The premise of this article is that growing scientific evidence points to the mind as being something that encompasses far more than the physical workings of your brain. The article cites author Dr. Dan Siegel, a professor of psychiatry at UCLA School of Medicine, and his 2016 book, Mind: A Journey to the Heart of Being Human. According to Dr. Siegel, “Our mind cannot be confined to what’s inside our skull, or even our body.” In his understanding, the human mind is not strictly defined as, or limited to, the human body or processes of the brain. According to the article, this definition has since been supported by research across the sciences.

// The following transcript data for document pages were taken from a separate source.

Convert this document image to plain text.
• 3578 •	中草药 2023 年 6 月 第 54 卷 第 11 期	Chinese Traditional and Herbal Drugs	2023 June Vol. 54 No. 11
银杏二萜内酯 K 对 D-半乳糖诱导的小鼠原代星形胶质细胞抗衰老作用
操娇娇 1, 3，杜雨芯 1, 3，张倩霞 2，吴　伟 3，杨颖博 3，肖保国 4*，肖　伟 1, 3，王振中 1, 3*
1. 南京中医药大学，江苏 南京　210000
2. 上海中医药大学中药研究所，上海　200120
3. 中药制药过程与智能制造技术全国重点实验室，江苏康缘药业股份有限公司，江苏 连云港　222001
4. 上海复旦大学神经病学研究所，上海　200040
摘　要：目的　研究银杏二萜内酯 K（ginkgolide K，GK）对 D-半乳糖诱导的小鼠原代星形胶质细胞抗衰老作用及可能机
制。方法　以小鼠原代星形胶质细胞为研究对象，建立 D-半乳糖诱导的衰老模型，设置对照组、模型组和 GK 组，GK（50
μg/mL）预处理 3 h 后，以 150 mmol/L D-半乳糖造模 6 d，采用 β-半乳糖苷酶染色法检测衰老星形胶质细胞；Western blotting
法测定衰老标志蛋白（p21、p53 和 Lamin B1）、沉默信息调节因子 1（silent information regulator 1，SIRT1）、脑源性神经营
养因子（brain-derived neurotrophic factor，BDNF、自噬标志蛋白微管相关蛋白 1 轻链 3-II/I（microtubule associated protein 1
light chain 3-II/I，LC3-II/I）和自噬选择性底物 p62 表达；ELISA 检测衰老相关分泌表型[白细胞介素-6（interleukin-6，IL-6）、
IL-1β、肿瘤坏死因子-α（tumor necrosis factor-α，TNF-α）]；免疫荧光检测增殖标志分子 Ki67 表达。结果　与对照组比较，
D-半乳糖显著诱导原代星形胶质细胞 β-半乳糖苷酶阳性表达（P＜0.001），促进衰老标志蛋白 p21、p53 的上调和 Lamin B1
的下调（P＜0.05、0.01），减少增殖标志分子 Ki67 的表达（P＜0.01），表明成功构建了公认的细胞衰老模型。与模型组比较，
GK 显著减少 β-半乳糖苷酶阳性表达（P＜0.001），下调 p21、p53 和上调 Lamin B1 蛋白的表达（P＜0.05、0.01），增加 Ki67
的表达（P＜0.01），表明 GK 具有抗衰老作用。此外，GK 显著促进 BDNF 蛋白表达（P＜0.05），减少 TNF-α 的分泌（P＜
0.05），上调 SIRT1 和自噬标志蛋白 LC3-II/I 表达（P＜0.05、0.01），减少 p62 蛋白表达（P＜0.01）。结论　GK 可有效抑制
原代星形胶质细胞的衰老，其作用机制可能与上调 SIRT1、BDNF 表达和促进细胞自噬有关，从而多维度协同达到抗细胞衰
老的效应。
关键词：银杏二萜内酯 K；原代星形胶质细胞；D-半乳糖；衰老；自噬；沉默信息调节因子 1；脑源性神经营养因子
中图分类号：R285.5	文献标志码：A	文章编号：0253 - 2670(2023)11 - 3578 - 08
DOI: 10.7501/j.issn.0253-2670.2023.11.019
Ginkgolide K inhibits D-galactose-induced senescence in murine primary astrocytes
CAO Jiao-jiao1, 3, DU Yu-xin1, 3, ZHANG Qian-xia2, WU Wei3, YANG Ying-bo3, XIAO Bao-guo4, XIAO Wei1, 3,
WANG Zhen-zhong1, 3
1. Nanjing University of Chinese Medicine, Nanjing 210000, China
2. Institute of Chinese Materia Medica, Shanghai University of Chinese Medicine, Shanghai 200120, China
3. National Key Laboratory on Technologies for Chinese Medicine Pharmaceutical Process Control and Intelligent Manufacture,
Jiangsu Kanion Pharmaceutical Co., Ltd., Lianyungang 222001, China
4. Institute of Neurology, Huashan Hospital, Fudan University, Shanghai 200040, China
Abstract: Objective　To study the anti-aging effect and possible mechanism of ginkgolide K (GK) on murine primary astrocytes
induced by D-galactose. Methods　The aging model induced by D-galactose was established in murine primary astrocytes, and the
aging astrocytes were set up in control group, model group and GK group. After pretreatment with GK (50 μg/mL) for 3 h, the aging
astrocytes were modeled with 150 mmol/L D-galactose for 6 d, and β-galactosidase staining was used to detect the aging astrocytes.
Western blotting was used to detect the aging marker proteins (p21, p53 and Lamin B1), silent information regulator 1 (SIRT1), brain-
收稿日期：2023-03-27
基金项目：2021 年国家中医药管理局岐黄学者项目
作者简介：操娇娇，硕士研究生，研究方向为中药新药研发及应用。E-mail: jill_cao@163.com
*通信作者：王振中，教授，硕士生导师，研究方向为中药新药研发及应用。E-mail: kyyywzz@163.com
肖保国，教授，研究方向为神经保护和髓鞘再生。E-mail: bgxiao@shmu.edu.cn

If true, this new understanding has potentially broad implications for the field of addiction and treatment. Such an expanded understanding of “mind”–encompassing more that the physical structures of the body such as the brain–raises fundamental questions about the narrow medical model of addiction and approaches to addiction arising from that model. We have known for years that recovery is almost never an individual action — it involves and depends on community and encompasses social, familial, economic and spiritual dimensions to varying degrees. This seems much more in line with an expansive view of “mind” as opposed to the reductionist view intrinsic in the Brain Disease Model of Addiction.
Our mind cannot be confined to what’s inside our skull, or even our body, according to a definition first put forward by Dan Siegel, a professor of psychiatry at UCLA School of Medicine and the author of the 2016 book, Mind: A Journey to the Heart of Being Human.